Slides and code screenshots:
"Extract all the code screenshots and presentation slides from this tutorial"
Obsidian export:
"Convert this video into an Obsidian note with screenshots and timestamps"
# Submit a video for processing
curl -X POST http://localhost:8000/jobs \
-H "Content-Type: application/json" \
-d '{"url": "https://youtube.com/watch?v=dQw4w9WgXcQ"}'
# Check job status
curl http://localhost:8000/jobs/{job_id}
# Get the generated document
curl http://localhost:8000/videos/{video_id}
Open http://localhost:3000, paste a YouTube URL, and watch the extraction happen in real time with progress tracking.
Per-user configuration — choose your summarization engine:
| Provider | Model (default) | Setup | Cost |
|---|---|---|---|
| Ollama (default) | Mistral 7B | Pre-installed locally | Free |
| OpenAI | GPT-4o-mini | Set OPENAI_API_KEY | Per-token |
| Anthropic | Claude Sonnet 4.6 | Set ANTHROPIC_API_KEY | Per-token |
Configure via the API: PATCH /settings/me with your preferred provider and API key (encrypted at rest with Fernet).
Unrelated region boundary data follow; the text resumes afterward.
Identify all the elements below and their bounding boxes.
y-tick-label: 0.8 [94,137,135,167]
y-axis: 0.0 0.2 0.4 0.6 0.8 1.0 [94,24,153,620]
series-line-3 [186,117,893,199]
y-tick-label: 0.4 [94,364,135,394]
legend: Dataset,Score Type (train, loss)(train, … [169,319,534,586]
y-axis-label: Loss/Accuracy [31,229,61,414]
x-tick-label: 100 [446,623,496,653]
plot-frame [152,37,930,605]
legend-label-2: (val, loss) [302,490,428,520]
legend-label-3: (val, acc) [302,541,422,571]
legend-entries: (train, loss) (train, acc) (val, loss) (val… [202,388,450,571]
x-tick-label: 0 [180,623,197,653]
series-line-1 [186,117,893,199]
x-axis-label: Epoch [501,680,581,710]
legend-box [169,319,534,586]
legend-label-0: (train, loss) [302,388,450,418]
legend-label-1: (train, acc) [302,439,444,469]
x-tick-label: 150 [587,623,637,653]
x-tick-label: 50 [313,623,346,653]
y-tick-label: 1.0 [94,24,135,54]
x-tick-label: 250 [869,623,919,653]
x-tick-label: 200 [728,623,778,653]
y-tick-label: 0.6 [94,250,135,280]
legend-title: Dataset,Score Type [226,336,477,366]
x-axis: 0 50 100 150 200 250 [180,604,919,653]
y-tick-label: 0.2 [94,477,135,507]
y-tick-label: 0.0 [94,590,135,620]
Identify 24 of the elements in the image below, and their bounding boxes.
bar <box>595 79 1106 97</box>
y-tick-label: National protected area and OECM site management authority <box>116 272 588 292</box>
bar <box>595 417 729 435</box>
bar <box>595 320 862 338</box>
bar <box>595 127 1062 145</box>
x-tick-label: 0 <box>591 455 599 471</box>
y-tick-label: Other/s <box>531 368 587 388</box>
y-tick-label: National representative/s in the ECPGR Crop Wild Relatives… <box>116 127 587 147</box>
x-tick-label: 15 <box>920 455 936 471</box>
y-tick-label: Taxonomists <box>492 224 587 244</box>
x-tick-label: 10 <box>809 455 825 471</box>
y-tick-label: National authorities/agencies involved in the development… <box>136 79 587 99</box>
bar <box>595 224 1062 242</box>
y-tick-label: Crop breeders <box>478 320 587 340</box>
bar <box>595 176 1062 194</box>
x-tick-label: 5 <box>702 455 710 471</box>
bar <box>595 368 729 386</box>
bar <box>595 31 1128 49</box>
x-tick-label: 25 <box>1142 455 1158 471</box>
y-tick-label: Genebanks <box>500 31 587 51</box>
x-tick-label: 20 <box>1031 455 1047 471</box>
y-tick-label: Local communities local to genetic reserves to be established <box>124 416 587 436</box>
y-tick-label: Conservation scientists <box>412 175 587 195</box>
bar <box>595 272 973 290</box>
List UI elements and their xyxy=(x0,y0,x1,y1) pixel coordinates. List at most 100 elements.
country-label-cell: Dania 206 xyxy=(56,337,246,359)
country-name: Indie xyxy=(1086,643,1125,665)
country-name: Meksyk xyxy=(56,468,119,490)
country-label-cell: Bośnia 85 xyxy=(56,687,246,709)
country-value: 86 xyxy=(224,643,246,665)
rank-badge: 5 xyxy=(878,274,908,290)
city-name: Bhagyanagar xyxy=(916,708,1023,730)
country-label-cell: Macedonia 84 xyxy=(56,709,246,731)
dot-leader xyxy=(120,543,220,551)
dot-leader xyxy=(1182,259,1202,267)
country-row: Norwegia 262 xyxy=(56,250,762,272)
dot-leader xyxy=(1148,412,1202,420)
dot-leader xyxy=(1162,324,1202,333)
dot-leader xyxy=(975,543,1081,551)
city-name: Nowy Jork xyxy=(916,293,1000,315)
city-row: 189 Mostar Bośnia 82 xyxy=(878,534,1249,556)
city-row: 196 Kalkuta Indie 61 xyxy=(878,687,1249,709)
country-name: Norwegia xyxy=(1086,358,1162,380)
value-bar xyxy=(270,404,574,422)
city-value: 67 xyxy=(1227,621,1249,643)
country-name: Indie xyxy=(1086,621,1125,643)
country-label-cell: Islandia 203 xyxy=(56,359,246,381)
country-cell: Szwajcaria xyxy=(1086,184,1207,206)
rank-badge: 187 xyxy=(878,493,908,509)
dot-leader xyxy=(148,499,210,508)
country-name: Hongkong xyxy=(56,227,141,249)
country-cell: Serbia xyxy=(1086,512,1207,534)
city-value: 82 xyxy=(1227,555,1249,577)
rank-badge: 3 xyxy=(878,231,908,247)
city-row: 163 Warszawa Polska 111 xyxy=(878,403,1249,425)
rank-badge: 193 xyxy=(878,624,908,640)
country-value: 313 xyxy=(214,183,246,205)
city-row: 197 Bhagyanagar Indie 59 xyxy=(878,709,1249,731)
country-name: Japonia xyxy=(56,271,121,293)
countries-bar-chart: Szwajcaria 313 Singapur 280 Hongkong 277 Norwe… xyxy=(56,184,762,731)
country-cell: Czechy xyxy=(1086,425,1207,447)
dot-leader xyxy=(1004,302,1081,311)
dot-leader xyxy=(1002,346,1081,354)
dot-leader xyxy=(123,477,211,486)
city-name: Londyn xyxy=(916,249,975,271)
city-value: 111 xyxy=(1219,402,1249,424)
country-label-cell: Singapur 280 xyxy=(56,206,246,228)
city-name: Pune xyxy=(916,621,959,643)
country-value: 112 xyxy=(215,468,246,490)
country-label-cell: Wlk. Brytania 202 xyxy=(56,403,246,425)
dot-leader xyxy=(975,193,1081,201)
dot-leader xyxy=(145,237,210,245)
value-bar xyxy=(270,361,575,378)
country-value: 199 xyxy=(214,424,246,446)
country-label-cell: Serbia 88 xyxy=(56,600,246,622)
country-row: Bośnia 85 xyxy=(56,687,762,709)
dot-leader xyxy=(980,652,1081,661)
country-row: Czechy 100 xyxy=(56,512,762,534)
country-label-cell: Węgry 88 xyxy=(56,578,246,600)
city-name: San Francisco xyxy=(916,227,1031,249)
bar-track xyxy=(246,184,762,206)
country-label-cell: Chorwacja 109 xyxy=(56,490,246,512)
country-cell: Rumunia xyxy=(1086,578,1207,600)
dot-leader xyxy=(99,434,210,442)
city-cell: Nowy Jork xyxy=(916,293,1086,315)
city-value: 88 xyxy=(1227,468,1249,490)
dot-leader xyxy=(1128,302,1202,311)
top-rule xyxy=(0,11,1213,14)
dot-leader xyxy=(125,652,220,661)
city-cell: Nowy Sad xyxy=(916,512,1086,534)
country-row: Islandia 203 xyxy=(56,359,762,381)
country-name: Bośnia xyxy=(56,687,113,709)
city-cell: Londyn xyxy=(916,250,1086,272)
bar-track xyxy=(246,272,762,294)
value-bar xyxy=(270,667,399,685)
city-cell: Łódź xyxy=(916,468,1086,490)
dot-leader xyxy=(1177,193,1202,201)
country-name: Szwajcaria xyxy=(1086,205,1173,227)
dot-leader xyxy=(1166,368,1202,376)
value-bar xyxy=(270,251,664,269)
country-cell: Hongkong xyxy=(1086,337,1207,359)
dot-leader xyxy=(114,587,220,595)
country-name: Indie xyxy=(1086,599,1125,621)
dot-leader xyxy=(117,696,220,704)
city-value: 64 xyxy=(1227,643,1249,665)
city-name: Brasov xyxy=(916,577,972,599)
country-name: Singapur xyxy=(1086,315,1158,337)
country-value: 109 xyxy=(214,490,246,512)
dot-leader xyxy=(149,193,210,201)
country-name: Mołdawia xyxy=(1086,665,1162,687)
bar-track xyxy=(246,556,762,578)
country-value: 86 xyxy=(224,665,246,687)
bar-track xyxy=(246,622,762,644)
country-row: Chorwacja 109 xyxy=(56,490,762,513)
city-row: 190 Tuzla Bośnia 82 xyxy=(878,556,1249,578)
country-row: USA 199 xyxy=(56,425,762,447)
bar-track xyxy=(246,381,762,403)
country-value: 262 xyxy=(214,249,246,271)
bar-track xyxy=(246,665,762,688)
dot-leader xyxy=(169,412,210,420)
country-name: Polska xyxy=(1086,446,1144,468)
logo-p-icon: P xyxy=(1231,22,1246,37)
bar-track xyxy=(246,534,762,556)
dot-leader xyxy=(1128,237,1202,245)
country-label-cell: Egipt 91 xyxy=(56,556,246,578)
YouTube Model Feeder is designed to work with other ClawHub skills:
YouTube Video
→ youtube-model-feeder (extract transcript + snapshots + OCR + summary)
→ Obsidian vault (structured markdown + images)
→ obsidian-semantic-search (index with embeddings, search by meaning)
→ Your AI assistant (full context from every video you've ever watched)
Every video becomes permanent, searchable knowledge. Not buried in a playlist — indexed and queryable.
youtube-model-feeder/
├── backend/ # FastAPI + Celery (Python 3.12)
│ ├── app/
│ │ ├── services/ # Core extraction pipeline (6372 LOC)
│ │ │ ├── youtube.py # yt-dlp wrapper
│ │ │ ├── transcript.py # Whisper + YouTube captions
│ │ │ ├── snapshot.py # FFmpeg frame extraction
│ │ │ ├── slide_detection.py # SSIM + OCR + alignment (643 LOC)
│ │ │ ├── llm.py # Summarization engine (1229 LOC)
│ │ │ └── llm_providers.py # Ollama/OpenAI/Anthropic abstraction
│ │ ├── routes/ # REST API endpoints
│ │ └── tasks.py # Celery background jobs
├── frontend/ # Next.js 14 + React 18 + Tailwind + Zustand
├── docker-compose.yml # 5 services
└── migrations/ # Alembic database migrations
| Problem | Fix |
|---|---|
| VirusTotal "suspicious" warning on install | False positive — skill describes video extraction patterns. Use clawhub install youtube-model-feeder --force |
| Docker services won't start | Ensure Docker Desktop is running. Check docker-compose logs api for errors |
| Transcription is slow | First run pulls the Whisper model (~1.5 GB). Subsequent runs are fast. Try YouTube captions first (faster, no model needed) |
| No slides detected | SSIM threshold may need tuning for your video type. Presentation-style videos work best |
| LLM summary is empty | Check LLM provider config. Default is Ollama — ensure Ollama is running with a model pulled |
| FFmpeg not found | brew install ffmpeg (macOS) or apt install ffmpeg (Linux) |
Built by celstnblacc — food for your model. 226 tests, 6 extraction stages, 3 LLM providers, Obsidian-ready output.